The curtains were yanked aside, and lanterns appeared out of nowhere, dazzling me so that I couldn’t see, and then it was a blur of golden light, red blood, voices, hands. Pain roared and shrieked where my neck and shoulder met, and something bobbed out of the corner of my eye, something bright, wet. There was a scuffle, the clang of metal against metal, and then, very near my ear, a man’s voice saying in Low Dath, “Someone fetch a cloth, quickly!”
“Who was it,” I said, or the god said, or somebody. “Who was it? Who.”
No one answered; a white face passed close to mine, startling me so that I gasped and tried to recoil as if from a ghost. I felt drunk, despite only having a few sips of wine several hours ago. Had it been several hours? There was no time here on the river of darkness.
“Oh my God,” said the face in English. Another flurry: my shirt being removed, then my undershirt, and then I was on the floor and someone was pressing on my shoulder with both hands. Underneath, it felt as if they had brought a live coal to hold against my skin. “Quit moving around! God. I need someone heavier—no, not you.”
A darkness, a familiar face. The lanterns kept swaying. Were we being buffeted in the current? What current? I breathed, smelled blood. The Advisor reached out carefully with his right forepaw and pressed it down on the coal.

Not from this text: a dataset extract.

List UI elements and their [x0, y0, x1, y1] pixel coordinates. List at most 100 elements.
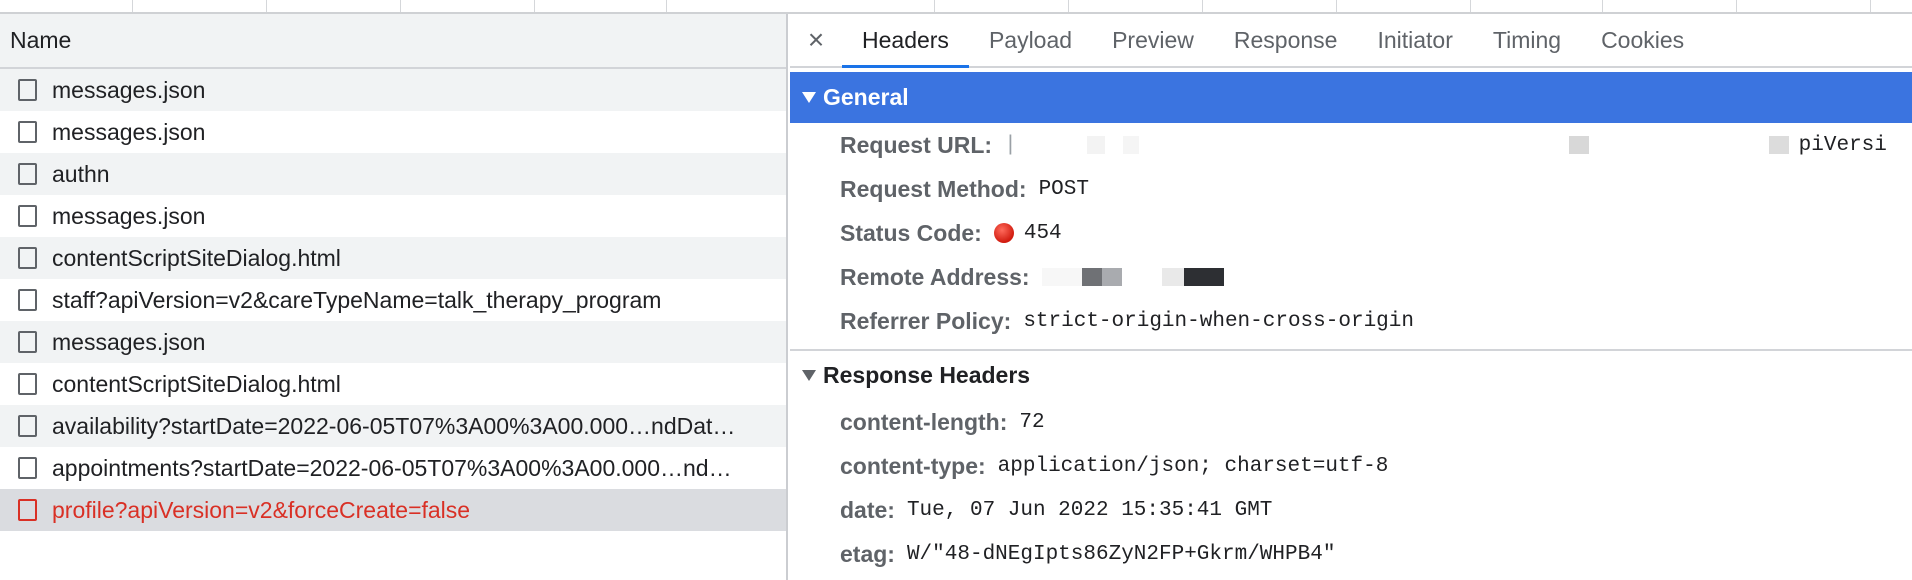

“Hear me out!” someone was shouting in Low Dath, a man. “Then let me finish what I began!”
“Who,” I said again, aware that my voice was ragged and faint.
“Liandan,” said someone next to me. Yenu, breathing fast. “He must have been trying to cut your throat. While you were. While...”
“Fucking incompetent,” I croaked. “Did you put him up to this. Did you ask to have me killed. You son of a bitch. Did you think the god would go to you? Is that what you wanted all along? How long were you planning this, when did you tell him to do it?”
“Stop talking shit.”
“You. You. You almost had me. You’d do anything, anything for power, not even money, power, we saw it for years, and then it was all taken from you, you were a vermin-infested skeleton in a dungeon, but you saw it swing by you again, close enough for you to touch—”
“Shut up,” she said. “Stop it. You’re not even making sense, and you’ll say something you’ll regret.”
“Will I.” It was becoming difficult to speak.
“Trust me or not, I don’t care,” she said, putting her face closer to mine. “The god had his chance. Anyway, if I wanted to kill you, I’d do it myself. And I don’t want the spy to hear any of this. Shut up.”